Little media protection. No {photograph}. No protest. Only a title, slowly fading in an detached system. An immigration choose granted her bond in early April. To additional punish Leqaa, the federal government invoked a not often used provision, because it has accomplished for a few different college students just lately, to mechanically stop her launch whereas it appealed that call.
After assembly Leqaa, I traveled to Paterson, New Jersey, to fulfill her mom. Leqaa’s absence hangs like a fog in that dwelling. There isn’t a closure on this home. Simply ready. Simply grief.
On Might 22, I joined a protest at a detention heart in Jena, Louisiana, to demand the discharge of Mahmoud Khalil — the perfect recognized of these presently detained on this crackdown on college students and others who’ve spoken out in protection of Palestinians. Mahmoud has develop into an emblem of resistance and dignity, however as he himself has reminded us, others share his destiny, whose names are usually not in headlines.
Leqaa is one among them. And he or she should not be forgotten. Subsequent week, on June 5, a courtroom in Dallas will hear her request to be launched. That day will mark precisely 11 weeks since Leqaa has been separated from her household, buddies and neighborhood.
On this second of world helplessness as Gaza is erased earlier than our eyes, we ask ourselves what we will do. We donate. We pray. We weep. However we should additionally struggle for individuals who have raised their voices for Gaza and at the moment are paying the worth.
There isn’t a coverage justification for what’s being accomplished. That is punishment, plain and easy. It’s a warning: Converse out, and we’ll discover you. Protest, and we’ll lock you away.
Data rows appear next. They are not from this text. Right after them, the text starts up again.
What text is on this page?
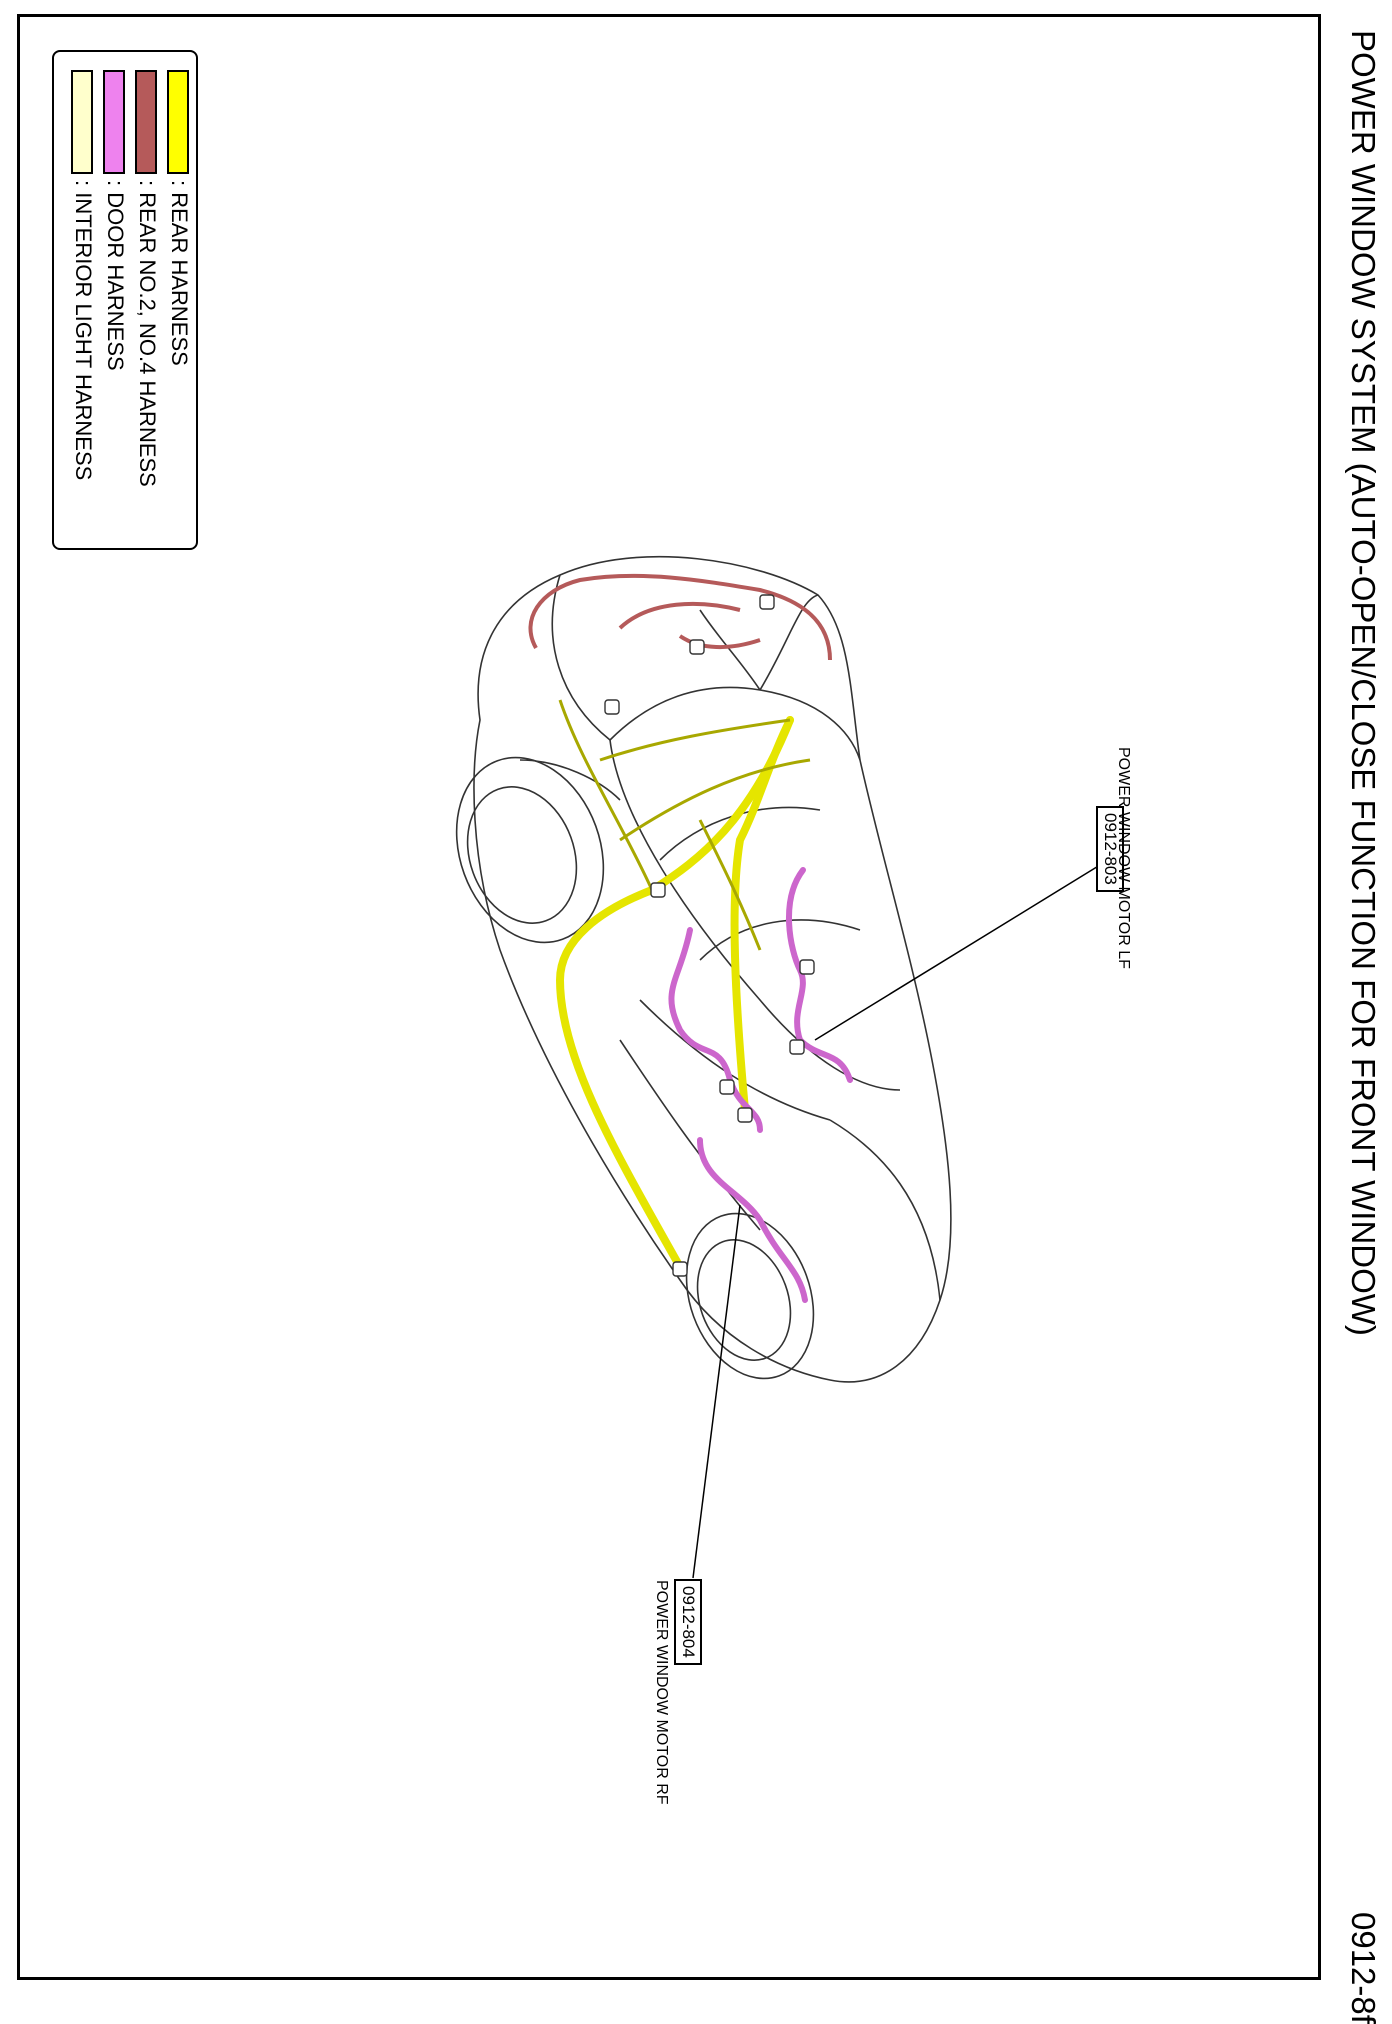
POWER WINDOW SYSTEM (AUTO-OPEN/CLOSE FUNCTION FOR FRONT WINDOW)
0912-8f
: REAR HARNESS
: REAR NO.2, NO.4 HARNESS
: DOOR HARNESS
: INTERIOR LIGHT HARNESS
0912-803
POWER WINDOW MOTOR LF
0912-804
POWER WINDOW MOTOR RF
It’s our ethical obligation to show that we’re not so simply silenced. That those that struggle for the oppressed won’t ever be deserted.
So allow us to not simply increase her title. Leqaa Kordia. Allow us to additionally be sure that she is aware of she shouldn’t be forgotten, and that her mom doesn’t wait in useless.
Allow us to remind this nation that we’re watching — and that our prayers and our protests are louder than their prisons.